Così è nato Immondezza, il nuovo documentario dell’autore calabrese (Preferisco il rumore del mare, La fabbrica dei tedeschi), che sabato 7 ottobre sarà presentato in prima assoluta a Milano, in concorso al terzo Festival internazionale del documentario “Visioni dal Mondo – Immagini dalla Realtà”. La proiezione è in programma alle 15:20 nella sala Tiglio dell’Unicredit Pavilion, in piazza Gae Aulenti. Maggiori dettagli sul sito www.visionidalmondo.it.

Immondezza ha dei legami molto forti con il territorio albese: oltre a Roberto Cavallo, protagonista della pellicola, è infatti albese anche una delle autrici della sceneggiatura, Emanuela Rosio, mentre tutta la Cooperativa Erica di Alba ha fornito il proprio supporto durante le riprese e la produzione.

Il film nasce dal desiderio di raccontare “Keep Clean and Run”, un eco-trail unico al mondo, giunto nel 2017 alla sua terza edizione per un totale di oltre 1000 chilometri di territorio attraversato.
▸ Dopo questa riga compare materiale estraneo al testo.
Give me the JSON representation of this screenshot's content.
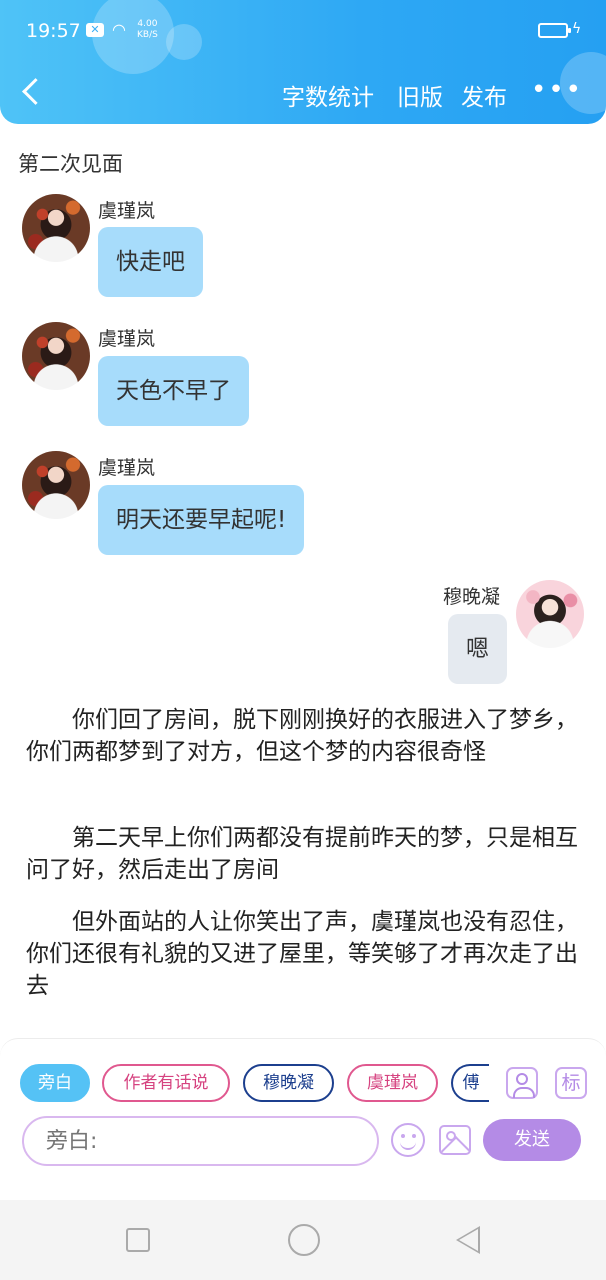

La particolarità di questo evento -ideato da Cavallo- è di aver visto impegnati, da nord a sud Italia, sportivi e testimonial in una corsa contro l’abbandono dei rifiuti.
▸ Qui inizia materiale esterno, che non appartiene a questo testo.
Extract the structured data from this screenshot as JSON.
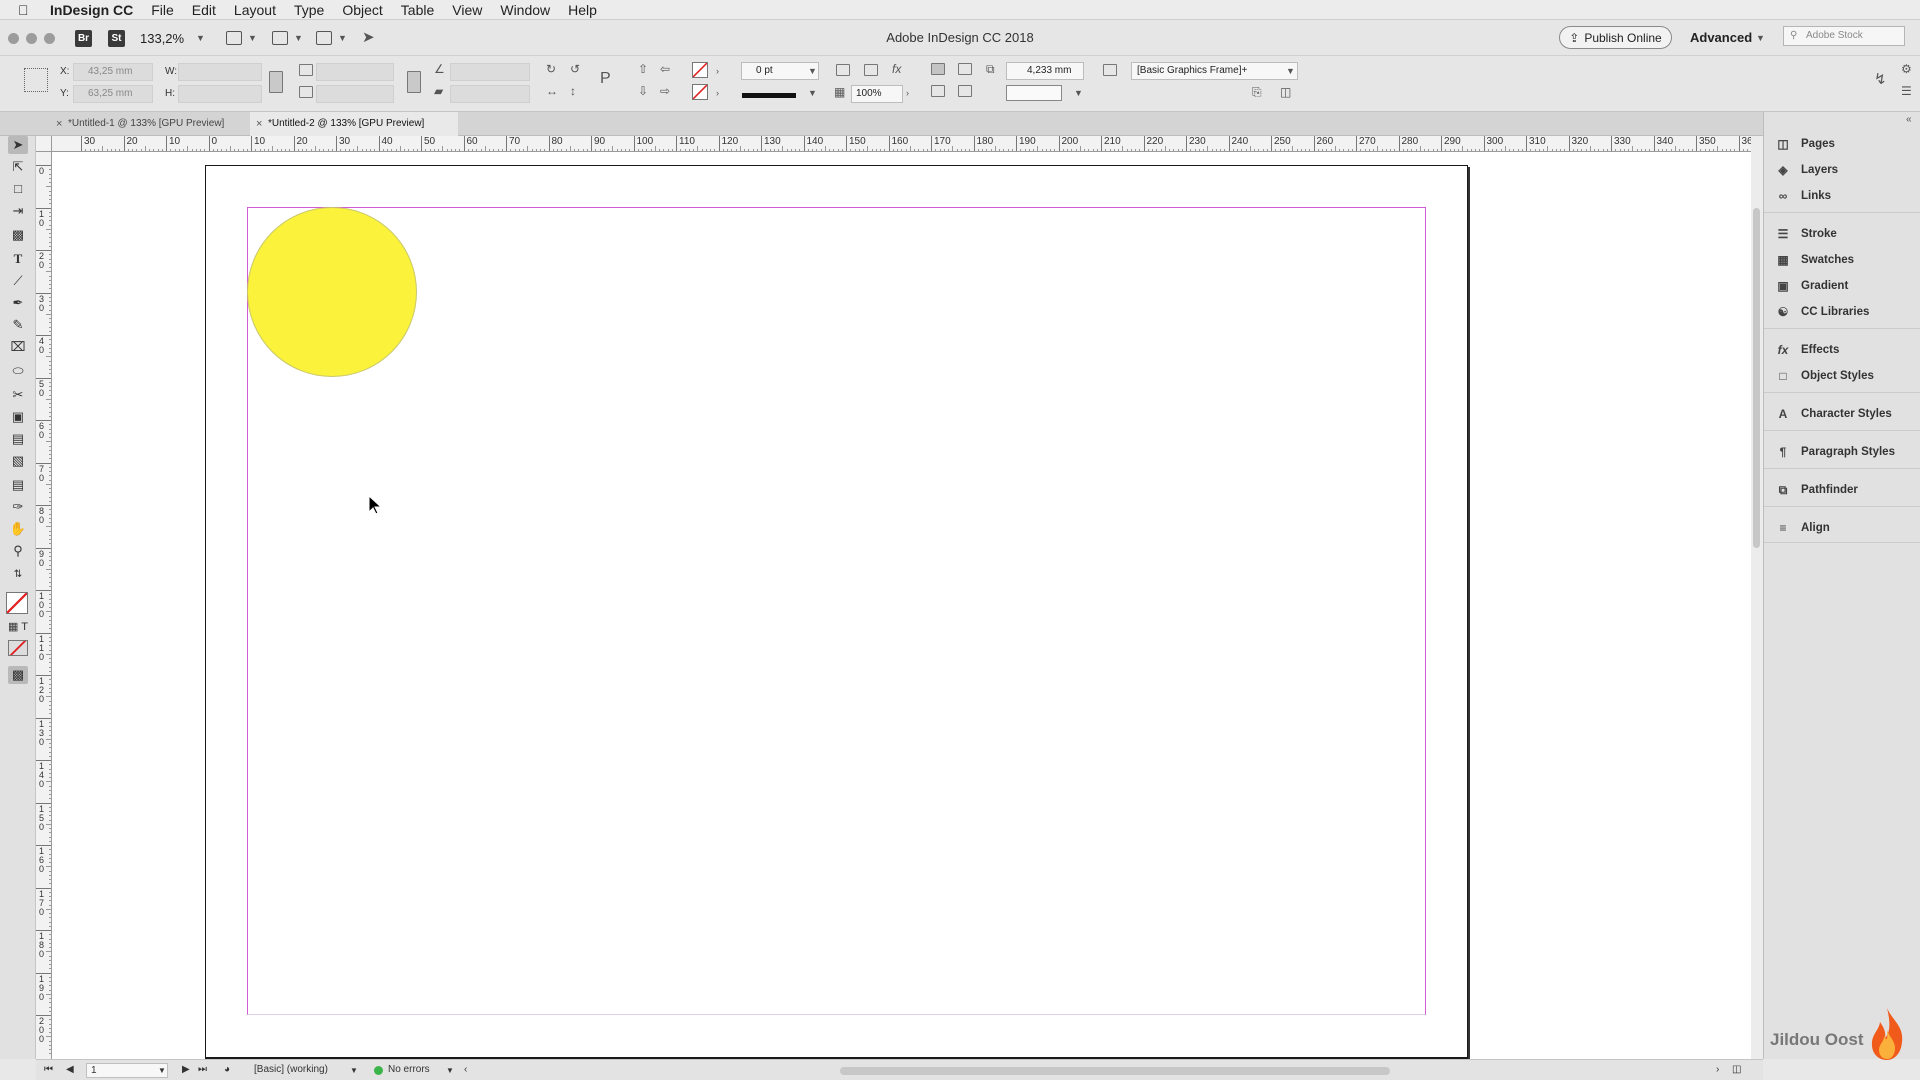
{
  "menubar": {
    "app_name": "InDesign CC",
    "items": [
      "File",
      "Edit",
      "Layout",
      "Type",
      "Object",
      "Table",
      "View",
      "Window",
      "Help"
    ]
  },
  "appbar": {
    "badge_bridge": "Br",
    "badge_stock": "St",
    "zoom": "133,2%",
    "window_title": "Adobe InDesign CC 2018",
    "publish_label": "Publish Online",
    "workspace": "Advanced",
    "stock_placeholder": "Adobe Stock"
  },
  "control": {
    "x_label": "X:",
    "y_label": "Y:",
    "w_label": "W:",
    "h_label": "H:",
    "x_value": "43,25 mm",
    "y_value": "63,25 mm",
    "stroke_weight": "0 pt",
    "opacity": "100%",
    "offset": "4,233 mm",
    "object_style": "[Basic Graphics Frame]+"
  },
  "tabs": [
    {
      "label": "*Untitled-1 @ 133% [GPU Preview]",
      "active": false
    },
    {
      "label": "*Untitled-2 @ 133% [GPU Preview]",
      "active": true
    }
  ],
  "ruler": {
    "h_ticks": [
      "30",
      "20",
      "10",
      "0",
      "10",
      "20",
      "30",
      "40",
      "50",
      "60",
      "70",
      "80",
      "90",
      "100",
      "110",
      "120",
      "130",
      "140",
      "150",
      "160",
      "170",
      "180",
      "190",
      "200",
      "210",
      "220",
      "230",
      "240",
      "250",
      "260",
      "270",
      "280",
      "290",
      "300",
      "310",
      "320",
      "330",
      "340",
      "350",
      "36"
    ],
    "v_ticks": [
      "0",
      "1 0",
      "2 0",
      "3 0",
      "4 0",
      "5 0",
      "6 0",
      "7 0",
      "8 0",
      "9 0",
      "1 0 0",
      "1 1 0",
      "1 2 0",
      "1 3 0",
      "1 4 0",
      "1 5 0",
      "1 6 0",
      "1 7 0",
      "1 8 0",
      "1 9 0",
      "2 0 0"
    ]
  },
  "panels": [
    {
      "label": "Pages",
      "icon": "pages-icon"
    },
    {
      "label": "Layers",
      "icon": "layers-icon"
    },
    {
      "label": "Links",
      "icon": "links-icon"
    },
    {
      "label": "Stroke",
      "icon": "stroke-icon"
    },
    {
      "label": "Swatches",
      "icon": "swatches-icon"
    },
    {
      "label": "Gradient",
      "icon": "gradient-icon"
    },
    {
      "label": "CC Libraries",
      "icon": "cc-libraries-icon"
    },
    {
      "label": "Effects",
      "icon": "effects-icon"
    },
    {
      "label": "Object Styles",
      "icon": "object-styles-icon"
    },
    {
      "label": "Character Styles",
      "icon": "character-styles-icon"
    },
    {
      "label": "Paragraph Styles",
      "icon": "paragraph-styles-icon"
    },
    {
      "label": "Pathfinder",
      "icon": "pathfinder-icon"
    },
    {
      "label": "Align",
      "icon": "align-icon"
    }
  ],
  "statusbar": {
    "page_number": "1",
    "profile": "[Basic] (working)",
    "preflight": "No errors"
  },
  "watermark": "Jildou Oost",
  "colors": {
    "circle_fill": "#fbf23c",
    "margin_guide": "#d35bd3",
    "preflight_ok": "#3bb54a"
  }
}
Un percorso tra sentieri, città e parchi, raccogliendo, mappando e fotografando i rifiuti abbandonati, con l’obiettivo di sensibilizzare la popolazione e i media sul fenomeno del littering e del marine litter (abbandono dei rifiuti, in strada e in mare), nonché di testimoniare le filiere virtuose di gestione e trattamento dei rifiuti.

L’obiettivo della narrazione cinematografica di Calopresti coincide in particolare con quello dell’eco-maratona 2017, sviluppatasi dal Vesuvio all’Etna, facendo della sostenibilità il suo punto di forza.
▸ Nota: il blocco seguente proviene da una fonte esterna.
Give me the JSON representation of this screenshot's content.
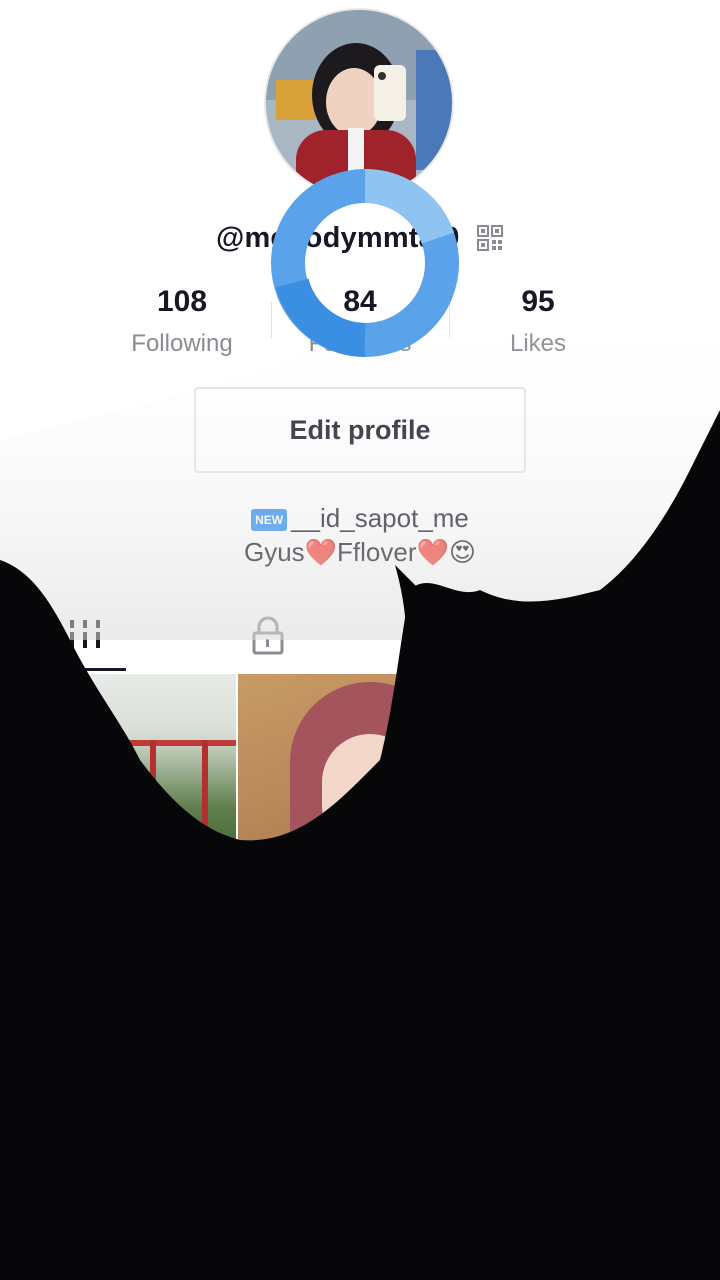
{
  "profile": {
    "username": "@meoodymmtal0",
    "qr_icon": "qr-code-icon",
    "avatar_icon": "profile-avatar"
  },
  "stats": {
    "following": {
      "value": "108",
      "label": "Following"
    },
    "followers": {
      "value": "84",
      "label": "Followers"
    },
    "likes": {
      "value": "95",
      "label": "Likes"
    }
  },
  "edit_profile_label": "Edit profile",
  "bio": {
    "badge": "NEW",
    "line1": "__id_sapot_me",
    "line2_prefix": "Gyus",
    "line2_heart1": "❤️",
    "line2_mid": "Fflover",
    "line2_heart2": "❤️",
    "line2_emoji": "😍"
  },
  "tabs": {
    "posts_icon": "grid-icon",
    "private_icon": "lock-icon"
  },
  "colors": {
    "text_primary": "#161823",
    "text_secondary": "#8a8b91",
    "loader_blue": "#3b8fe3",
    "loader_light": "#8ec3f2"
  }
}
Il titolo dell’opera -Immondezza- è un omaggio a Pier Paolo Pasolini che, con la sua indiscussa e geniale visione del futuro, vide già nell’Ambiente una delle sfide-chiave per il nostro futuro.

Altre chiavi di lettura del documentario si intrecciano quindi al tema ambientale: le storie di tanti personaggi, dalla Campania alla Sicilia, uniti dall’amore per le loro terre; l’impegno di amministratori e cittadini contro le eco-mafie; le esperienze virtuose di accoglienza e integrazione con le comunità migranti; la riscoperta delle risorse naturali, artistiche e architettoniche del Sud Italia, nella convinzione intima e profonda che “la bellezza salverà il mondo”. Il risultato è un documentario fatto di storie ed emozioni; di denuncia e di impegno, e anche di speranza per il futuro.

Immondezza (doc, Italia 2017, 42’) è prodotto da AICA - Associazione internazionale per la Comunicazione Ambientale e da Magda Film, su sceneggiatura di Daniela Riccardi ed Emanuela Rosio, per la fotografia di Carlo Boni e il montaggio di Simona Infante.

Dopo la prima milanese, il 15 ottobre Immondezza riceverà un premio dall’Awareness Film Festival di Los Angeles, mentre il 28 ottobre è prevista la proiezione al Kuala Lumpur Eco Film Festival (KLEFF).

A novembre è stato selezionato dal Festival Internazionale Ambientale di Cinema (FICMA) di Barcellona, nella sezione dei documentari internazionali corti, e al Foggia Film Festival.